Justiciar (med. Lat. justiciarius or justitiarius, a judge), in English history, the title of the chief minister of the Norman and earlier Angevin kings. The history of the title in this connotation is somewhat obscure. Justiciarius meant simply “judge,” and was originally applied, as Stubbs points out (Const. Hist. i. 389, note), to any officer of the king’s court, to the chief justice, or in a very general way to all and sundry who possessed courts of their own or were qualified to act as judices in the shire-courts, even the style capitalis justiciarius being used of judges of the royal court other than the chief. It was not till the reign of Henry II. that the title summus or capitalis justiciarius, or justiciarius totius Angliae was exclusively applied to the king’s chief minister. The office, however, existed before the style of its holder was fixed; and, whatever their contemporary title (e.g. Custos Angliae), later writers refer to them as justiciarii, with or without the prefix summus or capitalis (ibid. p. 346). Thus Ranulf Flambard, the minister of William II., who was probably the first to exercise the powers of a justiciar, is called justiciarius by Ordericus Vitalis.
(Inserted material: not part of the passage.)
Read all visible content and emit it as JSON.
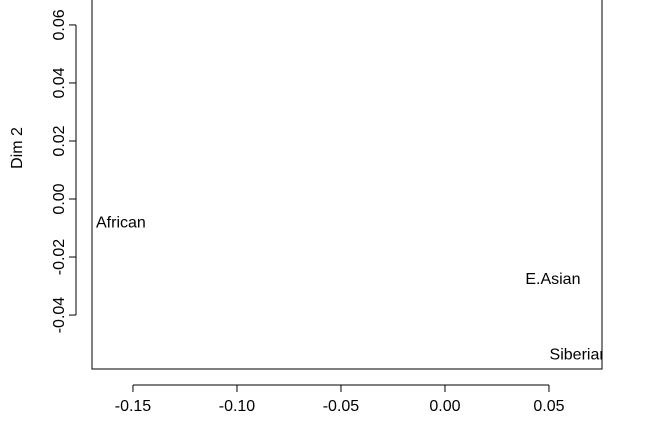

The origin of the justiciarship is thus given by Stubbs (ibid. p. 276). The sheriff “was the king’s representative in all matters judicial, military and financial in the shire. From him, or from the courts of which he was the presiding officer, appeal lay to the king alone; but the king was often absent from England and did not understand the language of his subjects. In his absence the administration was entrusted to a justiciar, a regent or lieutenant of the kingdom; and the convenience being once ascertained of having a minister who could in the whole kingdom represent the king, as the sheriff did in the shire, the justiciar became a permanent functionary.”
The fact that the kings were often absent from England, and that the justiciarship was held by great nobles or churchmen, made this office of an importance which at times threatened to overshadow that of the Crown. It was this latter circumstance which ultimately led to its abolition. Hubert de Burgh (q.v.) was the last of the great justiciars; after his fall (1231) the justiciarship was not again committed to a great baron, and the chancellor soon took the position formerly occupied by the justiciar as second to the king in dignity, as well as in power and influence. Finally, under Edward I. and his successor, in place of the justiciar—who had presided over all causes vice regis—separate heads were established in the three branches into which the curia regis as a judicial body had been divided: justices of common pleas, justices of the king’s bench and barons of the exchequer.
Outside England the title justiciar was given under Henry II. to the seneschal of Normandy. In Scotland the title of justiciar was borne, under the earlier kings, by two high officials, one having his jurisdiction to the north, the other to the south of the Forth. They were the king’s lieutenants for judicial and administrative purposes and were established in the 12th century, either by Alexander I. or by his successor David I. In the 12th century a magister justitiarius also appears in the Norman kingdom of Sicily, title and office being probably borrowed from England; he presided over the royal court (Magna curia) and was, with his assistants, empowered to decide, inter alia, all cases reserved to the Crown (see Du Cange, s.v. Magister Justitiarius).
See W. Stubbs, Const. Hist. of England; Du Cange, Glossarium (Niort, 1885) s.v. “Justitiarius.”